In case you’ve been in Antarctica with limited cell service, you’ve heard of the disgraceful collapse Corinthian “college”, the corporation that has been mascarading as a higher education institution for several decades, preying on low-income, usually minority, individuals promising them a way out of dead-end jobs, while having inadequate accreditation and saddling them with absurd amounts of debt.
The reason why that organization was so successful at tricking and trapping students is because we have all these proven studies that show college graduates earn way more than those with high school diplomas over a lifetime. This company used that information to lure students and convince them that paying for useless training was an investment in their future, even when they knew that their own job placement and salary statistics were overstated/misleading.
While we know that college graduates do earn more on average, that doesn’t change the fact that a degree is not a universal guarantee of high earnings. Other factors are crucial in determining your earning potential, such as your grades, your major, the industry you choose, the reputation of your Alma Mater, your professional network/contacts, the overall strength of both the economy at the national and local level. Matriculation is only one of the necessary steps.
But this is for those who want to go to school. What about those who don’t want to go to school? Those for whom traditional schooling isn’t possible either because of their limited capabilities or their lack of interest in lengthy papers, class presentations, and final exams? Should we as a society simply accept that they won’t be high earners? Even if we settle for that, it doesn’t mean they would. That unwilllngness to settle for minimal wages due to lack of formal training, combined with our complacency at creating non-traditional educational paths to help them develop useful skills contributes to turning these poor students into prey.
Our society doesn’t respect or value non-traditional schools. We don’t place any value on trade schools or alternative secondary education as we should. Not long ago I found out that my cousin may not be on track to graduate on time and may have changed majors for the third time in 3 years. He also made some comments that a discerning ear would understand that he is suggesting he’s not interested in traditional schooling. As someone with a graduate degree, I know that few people will make it far in life if they limit themselves only to a high school education. That is after all why I sacrificed my time and invested thousands into going back to school even with a full-time job on my plate. However, I would not dare ask him to explore alternative options as I know this would upset my family greatly and, while it sounds extreme, might even ostracize me.

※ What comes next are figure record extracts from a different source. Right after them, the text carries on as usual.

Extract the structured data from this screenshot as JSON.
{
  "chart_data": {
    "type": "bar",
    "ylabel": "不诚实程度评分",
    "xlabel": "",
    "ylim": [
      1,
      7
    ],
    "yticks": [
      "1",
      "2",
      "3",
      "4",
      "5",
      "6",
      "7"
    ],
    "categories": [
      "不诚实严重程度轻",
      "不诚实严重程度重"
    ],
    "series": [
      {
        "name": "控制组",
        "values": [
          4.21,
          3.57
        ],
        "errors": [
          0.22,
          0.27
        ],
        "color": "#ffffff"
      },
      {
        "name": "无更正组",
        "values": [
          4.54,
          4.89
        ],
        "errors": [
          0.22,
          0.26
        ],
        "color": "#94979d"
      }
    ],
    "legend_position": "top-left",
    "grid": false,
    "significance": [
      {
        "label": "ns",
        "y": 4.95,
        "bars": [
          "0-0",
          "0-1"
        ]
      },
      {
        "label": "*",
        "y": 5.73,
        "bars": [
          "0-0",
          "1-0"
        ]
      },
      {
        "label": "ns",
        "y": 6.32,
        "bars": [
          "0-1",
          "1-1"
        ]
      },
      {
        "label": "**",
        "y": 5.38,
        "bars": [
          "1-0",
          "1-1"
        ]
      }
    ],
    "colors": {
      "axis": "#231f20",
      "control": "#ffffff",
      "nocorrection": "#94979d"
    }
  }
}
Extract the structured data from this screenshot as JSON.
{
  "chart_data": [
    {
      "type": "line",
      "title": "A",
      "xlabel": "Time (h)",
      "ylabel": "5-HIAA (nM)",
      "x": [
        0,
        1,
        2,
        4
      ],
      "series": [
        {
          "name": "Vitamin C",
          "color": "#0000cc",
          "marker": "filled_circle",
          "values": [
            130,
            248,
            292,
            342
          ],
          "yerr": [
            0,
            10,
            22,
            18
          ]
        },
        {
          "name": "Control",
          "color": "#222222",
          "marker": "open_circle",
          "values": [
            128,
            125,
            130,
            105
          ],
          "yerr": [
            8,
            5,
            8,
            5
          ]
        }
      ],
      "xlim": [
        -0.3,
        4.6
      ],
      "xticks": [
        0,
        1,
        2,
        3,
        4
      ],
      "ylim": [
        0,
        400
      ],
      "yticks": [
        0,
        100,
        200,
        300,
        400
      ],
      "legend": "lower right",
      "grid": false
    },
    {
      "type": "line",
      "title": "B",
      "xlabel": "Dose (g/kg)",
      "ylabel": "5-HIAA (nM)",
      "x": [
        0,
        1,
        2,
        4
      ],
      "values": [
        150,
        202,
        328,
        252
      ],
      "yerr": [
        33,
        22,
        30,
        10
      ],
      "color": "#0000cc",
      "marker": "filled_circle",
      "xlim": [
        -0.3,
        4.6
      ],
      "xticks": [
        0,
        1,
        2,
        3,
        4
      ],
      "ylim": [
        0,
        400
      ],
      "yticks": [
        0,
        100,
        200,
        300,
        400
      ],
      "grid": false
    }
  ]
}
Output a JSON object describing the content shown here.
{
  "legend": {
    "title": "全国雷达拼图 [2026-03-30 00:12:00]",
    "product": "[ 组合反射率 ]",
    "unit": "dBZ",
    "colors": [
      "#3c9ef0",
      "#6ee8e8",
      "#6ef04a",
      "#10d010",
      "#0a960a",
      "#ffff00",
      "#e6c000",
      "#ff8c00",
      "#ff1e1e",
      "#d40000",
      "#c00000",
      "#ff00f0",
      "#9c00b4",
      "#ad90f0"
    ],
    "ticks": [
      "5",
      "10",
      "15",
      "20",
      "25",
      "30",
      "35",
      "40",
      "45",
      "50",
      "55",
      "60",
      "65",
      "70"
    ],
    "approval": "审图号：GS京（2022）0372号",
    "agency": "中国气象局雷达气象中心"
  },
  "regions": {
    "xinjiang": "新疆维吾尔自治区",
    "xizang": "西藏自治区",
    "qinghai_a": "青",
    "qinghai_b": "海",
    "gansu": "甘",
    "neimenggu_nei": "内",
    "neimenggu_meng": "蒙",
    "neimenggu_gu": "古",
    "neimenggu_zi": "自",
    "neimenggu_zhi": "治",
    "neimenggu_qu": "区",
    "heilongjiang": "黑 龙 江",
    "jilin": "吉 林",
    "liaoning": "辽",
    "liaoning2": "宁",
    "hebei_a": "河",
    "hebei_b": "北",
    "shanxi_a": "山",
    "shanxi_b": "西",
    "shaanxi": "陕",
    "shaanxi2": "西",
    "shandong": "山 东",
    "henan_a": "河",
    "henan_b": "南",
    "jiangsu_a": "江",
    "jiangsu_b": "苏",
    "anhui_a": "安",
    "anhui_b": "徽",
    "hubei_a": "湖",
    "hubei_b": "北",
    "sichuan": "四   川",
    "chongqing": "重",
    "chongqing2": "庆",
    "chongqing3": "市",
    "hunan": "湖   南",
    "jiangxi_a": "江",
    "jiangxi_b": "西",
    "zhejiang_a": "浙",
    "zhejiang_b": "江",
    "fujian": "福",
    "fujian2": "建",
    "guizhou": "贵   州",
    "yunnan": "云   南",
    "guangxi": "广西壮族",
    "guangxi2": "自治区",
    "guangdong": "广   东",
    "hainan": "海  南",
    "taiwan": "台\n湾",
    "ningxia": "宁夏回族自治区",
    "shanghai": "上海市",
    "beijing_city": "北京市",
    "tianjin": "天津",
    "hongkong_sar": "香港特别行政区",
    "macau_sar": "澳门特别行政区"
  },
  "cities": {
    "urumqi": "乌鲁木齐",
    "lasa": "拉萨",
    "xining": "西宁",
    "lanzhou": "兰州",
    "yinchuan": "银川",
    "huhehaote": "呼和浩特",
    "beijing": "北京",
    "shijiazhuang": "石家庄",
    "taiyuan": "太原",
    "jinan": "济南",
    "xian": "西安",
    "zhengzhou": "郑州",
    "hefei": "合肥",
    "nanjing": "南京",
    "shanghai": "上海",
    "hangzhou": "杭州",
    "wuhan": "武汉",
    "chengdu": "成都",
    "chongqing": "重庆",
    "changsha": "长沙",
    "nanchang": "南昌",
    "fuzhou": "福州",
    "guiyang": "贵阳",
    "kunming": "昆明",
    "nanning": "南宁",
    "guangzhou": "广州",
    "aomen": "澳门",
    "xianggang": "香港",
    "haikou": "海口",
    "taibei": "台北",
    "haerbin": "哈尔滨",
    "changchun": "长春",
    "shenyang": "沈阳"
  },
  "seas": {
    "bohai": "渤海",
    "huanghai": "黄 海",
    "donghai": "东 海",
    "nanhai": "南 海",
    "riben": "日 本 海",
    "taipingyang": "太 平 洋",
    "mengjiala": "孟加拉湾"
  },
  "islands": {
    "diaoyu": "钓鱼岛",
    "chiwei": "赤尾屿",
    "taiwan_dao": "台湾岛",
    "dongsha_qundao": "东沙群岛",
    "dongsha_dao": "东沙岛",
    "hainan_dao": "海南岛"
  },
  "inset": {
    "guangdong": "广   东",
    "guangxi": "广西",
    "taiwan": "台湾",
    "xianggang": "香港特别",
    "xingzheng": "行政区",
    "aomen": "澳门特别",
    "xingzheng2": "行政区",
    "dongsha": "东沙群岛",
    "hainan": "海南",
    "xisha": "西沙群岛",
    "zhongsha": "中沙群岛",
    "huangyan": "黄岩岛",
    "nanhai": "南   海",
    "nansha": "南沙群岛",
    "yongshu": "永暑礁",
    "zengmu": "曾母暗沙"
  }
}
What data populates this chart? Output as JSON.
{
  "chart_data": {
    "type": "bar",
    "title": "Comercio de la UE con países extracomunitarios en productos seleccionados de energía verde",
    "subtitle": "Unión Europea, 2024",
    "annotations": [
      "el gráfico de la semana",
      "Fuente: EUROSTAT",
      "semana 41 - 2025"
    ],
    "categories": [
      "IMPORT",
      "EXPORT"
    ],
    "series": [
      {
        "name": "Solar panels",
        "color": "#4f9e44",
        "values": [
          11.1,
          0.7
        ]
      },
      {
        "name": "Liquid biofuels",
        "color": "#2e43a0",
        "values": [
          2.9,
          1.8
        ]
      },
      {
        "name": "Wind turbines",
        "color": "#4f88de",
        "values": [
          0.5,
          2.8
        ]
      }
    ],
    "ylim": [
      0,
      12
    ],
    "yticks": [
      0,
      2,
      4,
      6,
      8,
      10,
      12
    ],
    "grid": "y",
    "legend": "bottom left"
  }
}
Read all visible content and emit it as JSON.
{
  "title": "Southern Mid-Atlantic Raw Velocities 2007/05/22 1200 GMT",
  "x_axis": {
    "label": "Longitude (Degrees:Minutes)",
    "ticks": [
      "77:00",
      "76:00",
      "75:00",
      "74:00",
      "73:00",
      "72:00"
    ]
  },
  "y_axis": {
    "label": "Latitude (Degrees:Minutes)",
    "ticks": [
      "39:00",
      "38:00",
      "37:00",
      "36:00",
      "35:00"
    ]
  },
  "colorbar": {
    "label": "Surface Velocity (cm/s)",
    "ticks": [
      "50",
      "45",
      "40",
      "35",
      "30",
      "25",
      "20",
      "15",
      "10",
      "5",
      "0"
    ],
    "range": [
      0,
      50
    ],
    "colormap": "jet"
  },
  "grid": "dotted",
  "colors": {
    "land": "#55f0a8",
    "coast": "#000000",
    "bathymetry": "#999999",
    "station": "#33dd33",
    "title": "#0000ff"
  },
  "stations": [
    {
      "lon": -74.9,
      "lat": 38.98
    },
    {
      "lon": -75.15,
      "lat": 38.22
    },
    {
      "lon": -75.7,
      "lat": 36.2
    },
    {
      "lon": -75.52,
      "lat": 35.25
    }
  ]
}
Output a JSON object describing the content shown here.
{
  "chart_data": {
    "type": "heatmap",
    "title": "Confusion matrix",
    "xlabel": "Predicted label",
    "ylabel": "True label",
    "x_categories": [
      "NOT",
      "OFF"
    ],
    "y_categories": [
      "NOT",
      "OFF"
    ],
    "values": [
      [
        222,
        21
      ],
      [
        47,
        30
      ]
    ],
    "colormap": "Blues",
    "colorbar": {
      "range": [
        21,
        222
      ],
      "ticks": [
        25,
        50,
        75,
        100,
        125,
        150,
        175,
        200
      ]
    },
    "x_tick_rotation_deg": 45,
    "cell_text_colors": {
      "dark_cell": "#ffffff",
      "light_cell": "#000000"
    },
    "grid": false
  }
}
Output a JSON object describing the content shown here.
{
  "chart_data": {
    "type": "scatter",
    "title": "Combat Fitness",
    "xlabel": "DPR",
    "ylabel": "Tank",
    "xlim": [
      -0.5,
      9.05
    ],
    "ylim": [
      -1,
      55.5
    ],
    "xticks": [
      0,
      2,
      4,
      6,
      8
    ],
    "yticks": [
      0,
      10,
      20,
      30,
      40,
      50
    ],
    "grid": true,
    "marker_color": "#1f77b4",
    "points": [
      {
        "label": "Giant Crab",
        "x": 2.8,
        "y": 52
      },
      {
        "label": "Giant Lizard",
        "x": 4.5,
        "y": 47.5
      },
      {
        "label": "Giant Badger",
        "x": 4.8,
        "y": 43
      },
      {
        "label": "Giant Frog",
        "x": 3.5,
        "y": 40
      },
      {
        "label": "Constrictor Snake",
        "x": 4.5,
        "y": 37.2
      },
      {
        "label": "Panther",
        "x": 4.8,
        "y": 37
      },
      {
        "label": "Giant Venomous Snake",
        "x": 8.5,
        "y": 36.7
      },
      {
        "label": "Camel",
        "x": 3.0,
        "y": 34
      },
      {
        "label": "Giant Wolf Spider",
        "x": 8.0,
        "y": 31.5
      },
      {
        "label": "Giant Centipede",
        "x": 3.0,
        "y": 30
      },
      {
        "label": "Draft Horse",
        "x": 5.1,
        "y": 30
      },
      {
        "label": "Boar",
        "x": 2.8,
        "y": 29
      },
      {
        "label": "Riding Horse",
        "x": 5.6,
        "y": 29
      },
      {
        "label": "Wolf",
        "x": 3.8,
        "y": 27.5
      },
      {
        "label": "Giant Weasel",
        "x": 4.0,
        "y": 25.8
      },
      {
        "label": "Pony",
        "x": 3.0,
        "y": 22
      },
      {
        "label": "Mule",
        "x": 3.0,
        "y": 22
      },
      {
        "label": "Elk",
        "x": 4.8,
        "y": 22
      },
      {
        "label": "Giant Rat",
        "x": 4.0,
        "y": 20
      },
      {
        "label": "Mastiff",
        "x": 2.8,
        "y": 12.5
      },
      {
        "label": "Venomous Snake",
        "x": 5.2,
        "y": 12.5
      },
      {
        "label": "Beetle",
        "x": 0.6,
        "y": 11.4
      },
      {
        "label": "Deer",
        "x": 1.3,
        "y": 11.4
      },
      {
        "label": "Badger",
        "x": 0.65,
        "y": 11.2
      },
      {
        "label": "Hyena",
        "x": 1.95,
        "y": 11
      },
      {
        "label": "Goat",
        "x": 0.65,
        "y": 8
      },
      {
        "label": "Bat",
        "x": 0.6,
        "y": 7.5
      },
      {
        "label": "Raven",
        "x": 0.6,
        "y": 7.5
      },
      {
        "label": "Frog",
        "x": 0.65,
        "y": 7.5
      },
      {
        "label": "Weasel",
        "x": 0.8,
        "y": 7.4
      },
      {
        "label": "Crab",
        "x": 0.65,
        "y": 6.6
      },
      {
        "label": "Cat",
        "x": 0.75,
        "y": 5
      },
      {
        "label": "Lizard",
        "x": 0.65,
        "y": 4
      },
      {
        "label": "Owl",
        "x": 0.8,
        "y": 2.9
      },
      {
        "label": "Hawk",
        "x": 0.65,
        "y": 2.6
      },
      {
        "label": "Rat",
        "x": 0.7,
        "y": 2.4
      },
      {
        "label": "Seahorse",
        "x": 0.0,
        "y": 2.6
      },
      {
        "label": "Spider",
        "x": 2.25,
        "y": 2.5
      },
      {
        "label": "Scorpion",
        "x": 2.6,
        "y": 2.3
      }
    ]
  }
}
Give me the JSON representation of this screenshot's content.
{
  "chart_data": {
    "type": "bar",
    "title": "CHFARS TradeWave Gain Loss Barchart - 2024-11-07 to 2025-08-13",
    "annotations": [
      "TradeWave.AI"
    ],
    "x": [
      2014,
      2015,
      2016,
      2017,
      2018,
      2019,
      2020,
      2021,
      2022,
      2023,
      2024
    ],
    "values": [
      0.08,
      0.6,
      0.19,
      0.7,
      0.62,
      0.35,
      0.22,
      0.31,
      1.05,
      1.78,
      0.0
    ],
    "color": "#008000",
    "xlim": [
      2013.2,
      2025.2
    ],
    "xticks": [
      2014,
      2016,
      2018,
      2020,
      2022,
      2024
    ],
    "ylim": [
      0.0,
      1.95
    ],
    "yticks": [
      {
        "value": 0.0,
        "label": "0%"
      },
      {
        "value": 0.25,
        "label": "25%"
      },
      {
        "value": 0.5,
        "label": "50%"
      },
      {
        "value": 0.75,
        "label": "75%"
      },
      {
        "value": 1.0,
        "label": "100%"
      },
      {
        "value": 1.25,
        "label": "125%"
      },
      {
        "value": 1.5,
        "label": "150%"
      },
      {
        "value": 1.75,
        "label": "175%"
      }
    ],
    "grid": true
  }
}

While my cousin doesn’t attend a for-profit school, if he does not graduate, I do not see how the results will be much different. He will still be saddled with debt from 3 years worth of tuition attending a school to appease his family, while having no worthwhile degree to improve his earning potential. If anything, this might even put him in a less favorable position. These questionable schools have a track record on preying on students and they subsequently lost their accreditation and have been filing for bankruptcy left and right since 2015. Unlike them, he attends an accredited school with acceptable retention and graduation rates. He will not get the same sympathy victims of Corinthian Colleges got. He will not be able to sue, he will not get his loans pardoned and he will not be given the benefit of the doubt.
So what could he have done? Not going the traditional path would not necessarily doom him to predatory for profit schools. He could have done full-time sales, started in real estate, became a contractor, etc. Although these have the potential of being good paying jobs for those who are dedicated, they don’t have the “prestige” of saying you have a bachelor’s degree. They don’t put you on a path of becoming a physician or attorney. And to those who still insist on valuing people based on 1950’s standards, they will impose restrictions on their children that drive them to make life ruining decisions.